[Python-Dev] Byte filenames in the posix module on Windows

Wed Jun 8 00:23:20 CEST 2011

Hi,

Last november, we "decided" (right?) to deprecate bytes filenames in the posix 
module on Windows in Python 3.2 and drop the support in 3.3: see "Removal of 
Win32 ANSI API" thread on python-dev. Python 3.2 has been released, so we  
should shift the versions numbers.

I would like to take care of this. I propose three steps:

1) Remove the bytes implementation of each function (when the code is not 
shared with other OSes), decode bytes from MBCS and reuse the Unicode code.

2) Deprecate the bytes code in Python 3.3

3) Drop bytes support in Python 3.4

(I'm only talking about the posix module on Windows)

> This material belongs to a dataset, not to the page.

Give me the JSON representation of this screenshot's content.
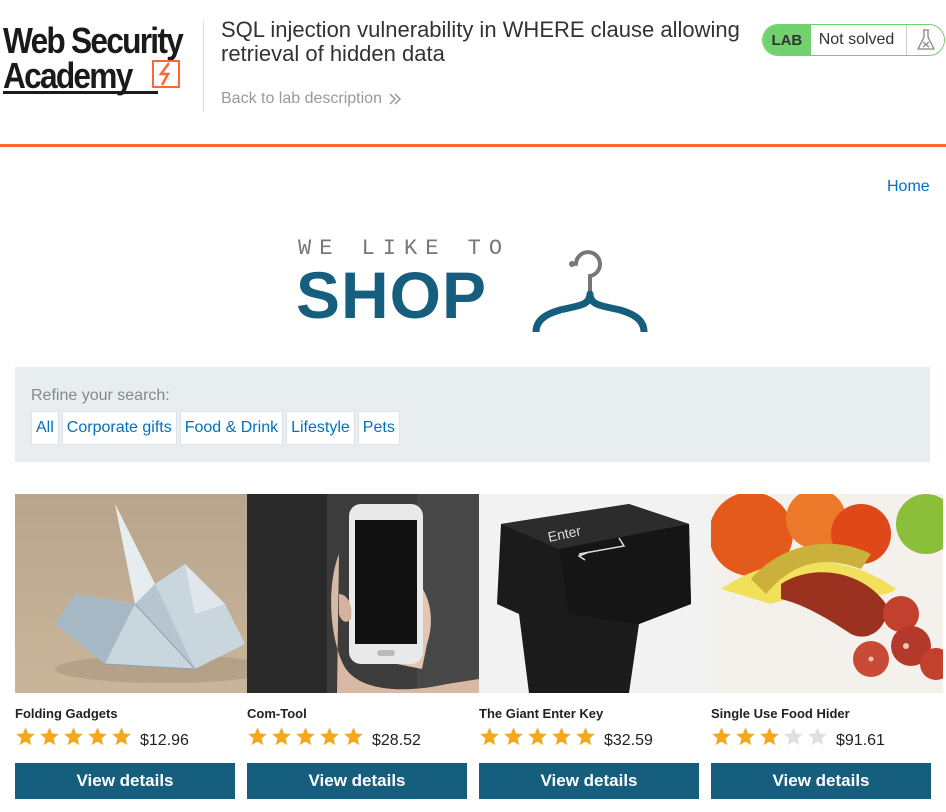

The first step should not change anything for the user, but it will remove a 
lot of duplicated code. I expect something like removing the half of the code 
specific to Windows in the posix module.

If we decide to keep bytes filenames on Windows, we can stop before the second 
step.

--

One important point is the choice of the error handler: I would like to mimic 
the ANSI API and so I will use MultiByteToWideChar() with flags=0 (e.g. MBCS 
codec with ignore error handler, but see also the issue #12281 !). The MBCS 
codec uses the ANSI code page which can be a multibyte encoding, like ShiftJIS 
(cp932 with a japanese locale).

os.fsdecode(), PyUnicode_DecodeFSDefault() and PyUnicode_FSDecoder() use the 
strict error handler to decode filenames on Windows. We may also use strict in 
the posix module. I'm +0 for this because it warns the developer (and user?) 
that he/she is doing something really bad.

--

I would like to simplify posixmodule.c because I saw that it is difficult to 
patch it to fix bugs (you have to patch two functions, or more, for each fix). A 
recent example is the os.stat() symlink issue on Windows:
http://bugs.python.org/issue12084

Since Windows 2000, filenames are stored as Unicode internally (e.g. VFAT and 
NTFS use UTF-16), the ANSI API was kept for backward compatibility (for lazy 
developers!). If you use bytes for filenames on Windows, you may get encode 
errors because the ANSI code page is a small subset of Unicode.

For your information, I have a last -huge- pending patch to only use Unicode 
in the import machinery, issue #11619 ;-) Using this patch, you can use 
characters not encodable to the ANSI code page in your module name/path, yeah! 
But I am not completly convinced that we need this patch...

Victor